Malatyalı depremzede: Bayramlarımız 6 Şubat’ta enkazda kaldı

Maraş merkezli depremlerden ağır hasar alan 11 ilden biri olan Malatya’da artık 'bayram' yok. Malatyalılar kaybettikleri yakınları ve evlerinin ardından bayramın hiçbir anlam ifade etmediğini söyledi.

Abone ol

Didem Barut

MALATYA - Kurban Bayramı Malatya’da mezarlıkta başladı. Arefe günü ve bayramın birinci günü Malatya Şehir Mezarlığı’nda bayram kalabalığı vardı. Özellikle 6 Şubat'ta meydana gelen depremde hayatını kaybeden 1237 kişinin defnedildiği bölgede depremzedeler mezarların başındaydı. Binlerce kişinin mezar taşında aynı ölüm tarihi yazıyordu. Kimi depremzede mezara şeker bıraktı kimi ağıt yaktı kimi ise sadece uzaktan mezarlara baktı. 

Depremde oğlunu kaybeden Perihan Katrancıoğlu, oğlunun mezarına bayram şekeri getirdi. Anne Katrancıoğlu, “İlk depremde oğlumu ikinci depremde ise evimi kaybettim. Biz 6 Şubat’ta sadece canımızı kurtardık ama et parçası olarak. Ruhum, aklım, her şeyim oğlumla beraber enkaz altında kaldı. Oğlumun oturduğu ev ilk depremde yerle bir oldu. Gelinimizi yaralı kurtardık 41 yaşındaki oğlumu kurtaramadık. Bayram demek artık bizler için mezarlık demek. Acımızın büyüklüğünü anlatacak kelime yok.
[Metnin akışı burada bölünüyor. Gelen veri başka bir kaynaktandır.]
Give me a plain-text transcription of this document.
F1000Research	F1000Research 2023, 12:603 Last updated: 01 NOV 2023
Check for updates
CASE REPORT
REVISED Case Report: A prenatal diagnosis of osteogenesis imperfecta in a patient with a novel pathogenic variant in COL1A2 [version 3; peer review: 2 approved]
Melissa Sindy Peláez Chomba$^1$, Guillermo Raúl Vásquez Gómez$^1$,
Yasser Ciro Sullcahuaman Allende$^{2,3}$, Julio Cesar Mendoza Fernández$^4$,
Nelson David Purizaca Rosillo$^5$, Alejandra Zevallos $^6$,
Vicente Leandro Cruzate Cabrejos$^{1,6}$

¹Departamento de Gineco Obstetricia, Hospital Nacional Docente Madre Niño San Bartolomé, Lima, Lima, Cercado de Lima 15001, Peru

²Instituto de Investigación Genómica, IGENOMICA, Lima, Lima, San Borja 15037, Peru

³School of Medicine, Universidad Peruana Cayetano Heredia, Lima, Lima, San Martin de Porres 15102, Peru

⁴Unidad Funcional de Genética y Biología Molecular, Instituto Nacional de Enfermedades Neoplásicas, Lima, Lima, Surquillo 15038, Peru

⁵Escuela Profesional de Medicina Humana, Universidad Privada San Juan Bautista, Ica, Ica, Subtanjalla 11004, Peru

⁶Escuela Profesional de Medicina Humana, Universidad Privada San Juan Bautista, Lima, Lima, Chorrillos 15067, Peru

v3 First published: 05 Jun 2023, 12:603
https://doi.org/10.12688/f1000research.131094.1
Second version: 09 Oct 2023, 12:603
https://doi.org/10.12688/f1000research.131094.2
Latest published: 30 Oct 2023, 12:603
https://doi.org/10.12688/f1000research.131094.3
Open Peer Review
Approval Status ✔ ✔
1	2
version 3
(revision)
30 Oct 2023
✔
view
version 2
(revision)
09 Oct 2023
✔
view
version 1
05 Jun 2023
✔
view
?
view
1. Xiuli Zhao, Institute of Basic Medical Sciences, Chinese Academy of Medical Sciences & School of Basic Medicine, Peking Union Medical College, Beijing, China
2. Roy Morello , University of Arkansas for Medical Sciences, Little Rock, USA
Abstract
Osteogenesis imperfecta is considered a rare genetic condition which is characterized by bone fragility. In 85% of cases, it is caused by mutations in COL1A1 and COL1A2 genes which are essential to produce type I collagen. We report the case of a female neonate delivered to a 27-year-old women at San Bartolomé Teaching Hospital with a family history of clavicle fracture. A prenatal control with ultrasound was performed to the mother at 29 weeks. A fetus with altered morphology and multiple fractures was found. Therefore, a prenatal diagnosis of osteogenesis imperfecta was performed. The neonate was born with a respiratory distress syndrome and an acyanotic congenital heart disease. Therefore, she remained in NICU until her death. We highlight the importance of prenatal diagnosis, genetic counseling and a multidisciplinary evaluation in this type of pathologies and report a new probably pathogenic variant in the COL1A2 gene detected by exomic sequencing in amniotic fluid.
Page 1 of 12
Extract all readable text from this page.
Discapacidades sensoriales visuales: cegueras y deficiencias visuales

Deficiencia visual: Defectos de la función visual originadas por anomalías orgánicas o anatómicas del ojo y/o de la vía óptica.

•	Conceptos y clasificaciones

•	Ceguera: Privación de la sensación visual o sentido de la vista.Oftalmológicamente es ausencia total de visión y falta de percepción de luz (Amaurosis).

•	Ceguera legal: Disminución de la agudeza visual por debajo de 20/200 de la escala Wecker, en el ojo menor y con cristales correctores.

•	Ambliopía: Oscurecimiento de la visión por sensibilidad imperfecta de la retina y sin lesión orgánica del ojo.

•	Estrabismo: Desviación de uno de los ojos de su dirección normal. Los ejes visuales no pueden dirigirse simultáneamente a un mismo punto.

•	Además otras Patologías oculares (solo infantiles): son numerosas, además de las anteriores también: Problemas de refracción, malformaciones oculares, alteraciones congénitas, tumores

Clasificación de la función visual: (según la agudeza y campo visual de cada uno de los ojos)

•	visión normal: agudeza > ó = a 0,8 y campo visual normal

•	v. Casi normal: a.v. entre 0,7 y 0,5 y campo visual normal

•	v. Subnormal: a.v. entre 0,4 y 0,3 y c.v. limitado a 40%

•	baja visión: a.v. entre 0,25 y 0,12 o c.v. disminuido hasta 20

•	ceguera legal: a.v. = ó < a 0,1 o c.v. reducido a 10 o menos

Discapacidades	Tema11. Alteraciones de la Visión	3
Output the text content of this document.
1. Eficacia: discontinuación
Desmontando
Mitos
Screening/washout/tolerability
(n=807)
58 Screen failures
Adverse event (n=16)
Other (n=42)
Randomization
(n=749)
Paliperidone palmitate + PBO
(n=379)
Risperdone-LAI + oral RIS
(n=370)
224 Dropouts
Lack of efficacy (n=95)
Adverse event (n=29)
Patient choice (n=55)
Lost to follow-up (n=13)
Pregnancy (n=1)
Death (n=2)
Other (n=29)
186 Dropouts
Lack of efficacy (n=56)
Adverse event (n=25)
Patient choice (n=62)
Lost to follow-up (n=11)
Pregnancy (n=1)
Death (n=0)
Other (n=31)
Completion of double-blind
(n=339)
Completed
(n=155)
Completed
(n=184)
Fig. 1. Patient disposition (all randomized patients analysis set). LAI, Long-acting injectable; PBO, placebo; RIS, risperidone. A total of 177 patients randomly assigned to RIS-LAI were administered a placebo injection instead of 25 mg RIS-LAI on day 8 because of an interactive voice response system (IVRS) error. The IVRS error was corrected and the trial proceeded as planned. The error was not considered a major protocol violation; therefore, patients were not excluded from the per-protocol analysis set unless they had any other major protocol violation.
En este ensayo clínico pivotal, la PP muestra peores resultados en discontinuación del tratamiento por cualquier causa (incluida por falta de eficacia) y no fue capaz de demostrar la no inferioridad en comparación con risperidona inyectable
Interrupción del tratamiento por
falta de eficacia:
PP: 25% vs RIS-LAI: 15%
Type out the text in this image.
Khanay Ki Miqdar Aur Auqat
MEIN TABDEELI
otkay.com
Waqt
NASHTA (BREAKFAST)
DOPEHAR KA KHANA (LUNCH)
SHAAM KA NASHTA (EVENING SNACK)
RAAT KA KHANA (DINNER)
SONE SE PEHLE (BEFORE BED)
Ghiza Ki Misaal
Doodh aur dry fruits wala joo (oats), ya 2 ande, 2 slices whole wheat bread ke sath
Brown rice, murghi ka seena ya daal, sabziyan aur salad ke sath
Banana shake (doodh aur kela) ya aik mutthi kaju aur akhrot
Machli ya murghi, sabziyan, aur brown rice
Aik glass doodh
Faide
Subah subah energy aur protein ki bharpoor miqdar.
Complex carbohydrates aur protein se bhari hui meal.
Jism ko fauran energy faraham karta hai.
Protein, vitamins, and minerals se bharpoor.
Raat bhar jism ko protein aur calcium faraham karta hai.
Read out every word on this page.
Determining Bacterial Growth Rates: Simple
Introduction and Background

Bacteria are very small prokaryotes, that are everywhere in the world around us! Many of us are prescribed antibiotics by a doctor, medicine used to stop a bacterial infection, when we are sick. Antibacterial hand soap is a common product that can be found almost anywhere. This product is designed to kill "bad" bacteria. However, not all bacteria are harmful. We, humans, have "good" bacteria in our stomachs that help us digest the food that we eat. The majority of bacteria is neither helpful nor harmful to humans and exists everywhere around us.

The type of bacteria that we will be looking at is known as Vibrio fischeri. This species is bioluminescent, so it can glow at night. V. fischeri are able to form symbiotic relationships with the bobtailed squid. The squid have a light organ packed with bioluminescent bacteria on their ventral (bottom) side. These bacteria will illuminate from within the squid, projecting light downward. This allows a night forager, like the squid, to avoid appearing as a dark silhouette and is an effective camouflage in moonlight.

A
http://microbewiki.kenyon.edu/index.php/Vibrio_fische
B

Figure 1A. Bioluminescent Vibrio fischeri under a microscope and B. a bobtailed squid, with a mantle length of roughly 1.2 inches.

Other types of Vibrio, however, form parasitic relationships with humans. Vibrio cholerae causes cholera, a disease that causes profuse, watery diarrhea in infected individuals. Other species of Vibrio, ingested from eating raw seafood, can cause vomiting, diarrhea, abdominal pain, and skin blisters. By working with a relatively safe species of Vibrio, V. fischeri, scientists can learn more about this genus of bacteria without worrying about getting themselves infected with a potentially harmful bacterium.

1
Evimiz yıkıldığı için Eskişehir’e akrabalarımızın yanına gittik, bayram günü oğlumu yalnız bırakmamak için geldim” dedi.

'87 MEZAR ZİYARET EDECEĞİM'

Malatya Vali Konağı Caddesi’nde yıkılan Hakim Bey Apartmanı'nda ölen 87 komşunu ziyaret etmek için mezarlığa gelen Ferda Gür, elindeki listeyle mezar aradı. Yıllarca beraber oturduğu komşularını kaybettiğini söyleyen Gür acısını, “Depremden kısa bir süre önce biz oradan taşındık. Depremin olduğu sabah apartmanın yıkıldığını öğrenince inanamadık. Koca apartmanda sadece 2 kişi kurtuldu, geride kalan herkes can verdi. Çocuğundan yaşlısına herkes öldü. Bayramda 87 komşumu ziyaret etmek için mezarlığa geldim. Elimdeki listede mezar numaraları var. Bayramlarımız da 6 Şubat’ta enkaz altına kaldı. Malatya bitti, bayram bitti, hayatlarımız bitti. Kimse bizim yaşadığımız çaresizliği anlayamaz. Her evin bir cenazesi var” sözleriyle anlattı.

'BÜTÜN KIŞ ‘ANA BEN ÖLECEĞİM’ DEDİ'

Enkazdan yaralı olarak çıkan oğlunun 2 ay boyunca hastanede kaldığını ve kurtarılamadığını belirten Güzel Bektaş ise mezar başında ağıt yakarak yaşadıklarını anlattı. 34 yaşındaki oğlunun o gece arkadaşında olduğunu ve orada enkaz altında kaldığını, oğlundan geriye kalan 3 torununu yanına alarak yaşamaya çalıştığını ifade eden kadın sadece bayramların değil her günün acıyla geçtiğini söyledi.

“Bütün kış bana ‘Ana ben öleceğim, ana ben yazı görmem’ diyordu. 'Sen ölme ben ölem oğul' dedim, dedim de olmadı. Boylu poslu oğlumu toprağa verdim. 3 yetimini yanıma alıp yaşamaya çalışıyorum. Kurtuldu diye sevindik ama 2 ay sonra öldü oğlum. Ne bayramı ne seyranı. Gözümde bir şey yok. Ben şimdi 5 bin maaşla kiracı olduğum evde 3 yetime bakmanın derdindeyim. Acımı yaşayamıyorum geçim derdinden" diyen Güzel Bektaş Kürtçe ağıtlarla oğluyla bayramlaştı.